19/02/2015 - 28/02/2015
IF YOUR BODY COULD TALK, WHAT WOULD IT SAY?
THIN takes you right in to the complicated and conflicting mind – well, mostly body – of Brie, a young woman chasing an impossible dream that she has been taught to want.
In Brie’s brain, there is only one way to perfection. But it’s a long way and Brie’s feet are getting sick of pulling more than their weight. And they’re not the only ones who have something to say.
“I’ve always had a strange relationship with my feet,” says writer Neenah Dekkers-Reihana. “And my stomach. I always think it’s angry with me when I eat a cream donut or if I forget to eat. And when my feet ache I imagine them complaining to me.”
This fast-paced, physical piece of theatre will keep you squirming on the edge of your seat as you see the world through Brie’s distorted perception.
What does Brie want? How far is she willing to go to get it?
Who is she going to listen to?
Strange and honest, weirdly funny, THIN is a show that will make you laugh and cringe. So bring your comfort food and come and meet the rest of Brie’s … friends.
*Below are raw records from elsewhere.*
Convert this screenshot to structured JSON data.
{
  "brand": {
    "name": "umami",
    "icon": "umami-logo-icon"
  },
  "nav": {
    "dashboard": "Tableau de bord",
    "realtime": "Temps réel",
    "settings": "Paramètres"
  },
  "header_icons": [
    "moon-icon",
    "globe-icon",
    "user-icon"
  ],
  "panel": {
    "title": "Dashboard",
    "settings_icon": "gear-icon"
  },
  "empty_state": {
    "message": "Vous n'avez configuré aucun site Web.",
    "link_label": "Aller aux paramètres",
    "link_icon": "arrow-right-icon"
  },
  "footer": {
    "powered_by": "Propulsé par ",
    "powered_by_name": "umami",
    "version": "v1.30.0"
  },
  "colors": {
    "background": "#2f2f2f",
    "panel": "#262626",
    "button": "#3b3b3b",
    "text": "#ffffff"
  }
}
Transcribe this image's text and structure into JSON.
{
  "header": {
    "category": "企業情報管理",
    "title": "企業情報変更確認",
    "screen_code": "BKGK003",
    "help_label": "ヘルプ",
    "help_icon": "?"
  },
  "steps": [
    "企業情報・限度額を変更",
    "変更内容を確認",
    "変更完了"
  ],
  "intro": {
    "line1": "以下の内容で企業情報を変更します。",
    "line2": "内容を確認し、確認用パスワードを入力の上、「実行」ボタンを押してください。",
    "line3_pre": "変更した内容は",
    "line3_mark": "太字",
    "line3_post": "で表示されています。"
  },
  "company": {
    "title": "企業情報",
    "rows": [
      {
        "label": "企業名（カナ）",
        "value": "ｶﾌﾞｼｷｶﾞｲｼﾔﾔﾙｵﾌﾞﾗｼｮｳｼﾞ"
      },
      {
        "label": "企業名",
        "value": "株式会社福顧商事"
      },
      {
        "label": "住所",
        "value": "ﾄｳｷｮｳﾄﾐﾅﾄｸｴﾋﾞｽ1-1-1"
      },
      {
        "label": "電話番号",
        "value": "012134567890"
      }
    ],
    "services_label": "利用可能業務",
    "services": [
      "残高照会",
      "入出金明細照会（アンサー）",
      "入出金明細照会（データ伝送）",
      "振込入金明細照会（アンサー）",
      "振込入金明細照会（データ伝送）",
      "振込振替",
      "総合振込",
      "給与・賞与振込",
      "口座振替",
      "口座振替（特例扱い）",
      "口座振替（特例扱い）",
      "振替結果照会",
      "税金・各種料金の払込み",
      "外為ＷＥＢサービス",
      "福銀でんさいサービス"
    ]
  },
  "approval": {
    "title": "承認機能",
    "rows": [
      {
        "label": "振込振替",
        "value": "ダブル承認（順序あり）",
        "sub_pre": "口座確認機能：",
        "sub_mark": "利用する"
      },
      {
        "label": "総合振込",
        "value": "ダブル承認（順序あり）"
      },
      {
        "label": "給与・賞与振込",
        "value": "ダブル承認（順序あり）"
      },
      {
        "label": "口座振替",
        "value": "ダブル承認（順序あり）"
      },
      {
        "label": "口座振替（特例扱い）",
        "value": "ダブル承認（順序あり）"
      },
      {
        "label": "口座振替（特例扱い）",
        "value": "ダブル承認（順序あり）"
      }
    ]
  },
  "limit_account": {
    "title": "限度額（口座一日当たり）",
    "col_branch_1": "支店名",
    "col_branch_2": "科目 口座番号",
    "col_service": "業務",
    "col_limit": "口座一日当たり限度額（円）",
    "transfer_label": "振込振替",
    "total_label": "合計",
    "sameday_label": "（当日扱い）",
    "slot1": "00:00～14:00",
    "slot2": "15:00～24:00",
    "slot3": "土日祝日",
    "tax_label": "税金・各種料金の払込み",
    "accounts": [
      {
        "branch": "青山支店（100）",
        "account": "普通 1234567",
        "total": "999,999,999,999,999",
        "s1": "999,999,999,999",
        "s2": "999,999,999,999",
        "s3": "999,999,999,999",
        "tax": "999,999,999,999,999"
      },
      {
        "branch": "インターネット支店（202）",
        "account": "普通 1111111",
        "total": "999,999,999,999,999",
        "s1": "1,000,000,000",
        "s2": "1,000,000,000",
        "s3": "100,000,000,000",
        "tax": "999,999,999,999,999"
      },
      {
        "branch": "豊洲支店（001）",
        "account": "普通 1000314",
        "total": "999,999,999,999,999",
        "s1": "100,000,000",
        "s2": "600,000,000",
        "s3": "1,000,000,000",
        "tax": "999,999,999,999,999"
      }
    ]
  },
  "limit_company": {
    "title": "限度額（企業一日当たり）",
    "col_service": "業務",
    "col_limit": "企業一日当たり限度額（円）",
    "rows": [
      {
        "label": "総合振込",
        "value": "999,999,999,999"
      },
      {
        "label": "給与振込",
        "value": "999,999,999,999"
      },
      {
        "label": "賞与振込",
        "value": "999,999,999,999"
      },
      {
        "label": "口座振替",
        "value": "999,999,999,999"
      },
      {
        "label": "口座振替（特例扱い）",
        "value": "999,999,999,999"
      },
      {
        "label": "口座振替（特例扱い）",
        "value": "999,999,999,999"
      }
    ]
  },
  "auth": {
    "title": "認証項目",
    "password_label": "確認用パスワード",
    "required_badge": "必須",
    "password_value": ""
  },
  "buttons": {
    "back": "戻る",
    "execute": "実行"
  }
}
19th-21st & 26th-28th February
The Moorings, 31 Glenbervie Terrace, Thorndon
TICKETS: $15/$10 SPECIAL $7.50 for all on opening night!!
Mia van Oyen
Lighting design: Jennifer Lal
Stage managed & operated by Kate Burian
Upbeat exploration of a serious issue
Review by John Smythe 20th Feb 2015
Small businesses and creative enterprises often start up as family affairs, especially when commitment to the cause needs to compensate for a lack of funds to pay wages, and Thin is just such an example. Written and directed by Neenah Dekkers-Reihana, it also features her brother, sister and mother – plus five other committed colleagues.
The Moorings is a highly convivial setting for such a casually presented show – ingeniously contrived and thoroughly rehearsed yet casual in the lead-up as we wait amiably for the last people to get to this difficult-to-get-to and hard-to-park-near venue. Here’s a first: the final arrival earns a round of applause!
On descending into the ‘ballroom’, greeted by an academic-gowned woman (Carolyn Dekkers), we have seen the emaciated effigy of a young woman hanging in space, above the performance space. This is in marked contrast to a brief acrobatic display by Mia van Oyen (about 9 yrs old would be my guess), who also operates as a moral watchdog on the language others lapse into.
Thin explores the phenomenon of eating disorders through the experience of one character, Bri (Sylvie McCreanor), who “didn’t do it on purpose … just wanted to be …” Her words recur like themes in a symphony. Other elements are repeated too, emphasising the cyclic and persistent nature of the affliction.
In whiteface with red insignia, other actors play her body parts which variously suffer and sometimes complain: the feet (Michael Trigg and Joe Dekkers-Reihana), the stomach (Alex Ker), the brain (Neenah Dekkers-Reihana). The heart is a prop until, in a dramatically touching moment, Mia van Oyen takes the role.
The malevolent voice inciting Bri to run and not eat in the quest for the body that will see her admired and loved as “the best” is hauntingly played by Dahl Dekkers-Reihana. Carolyn Dekkers plays Bri’s teacher, Robbie Nicol plays her hyper-caring doctor and the whole ensemble becomes her class-mates, peer group pressure ‘friends’, and her family.
The song they sing as they gather at the dinner table is a joy. The whole presentation has a levity that compels us to comprehend how it is for a self-doubting young woman aching to be accepted in an upbeat world. Only at the very end is the message brought home didactically, albeit with another lively song.
If it weren’t for the large (and therefore uneconomical) cast, Thin would be an ideal theatre-in-education piece. More ingenuity could shrink the cast size – or the script could be promoted to high school drama groups. It certainly deserves wide exposure.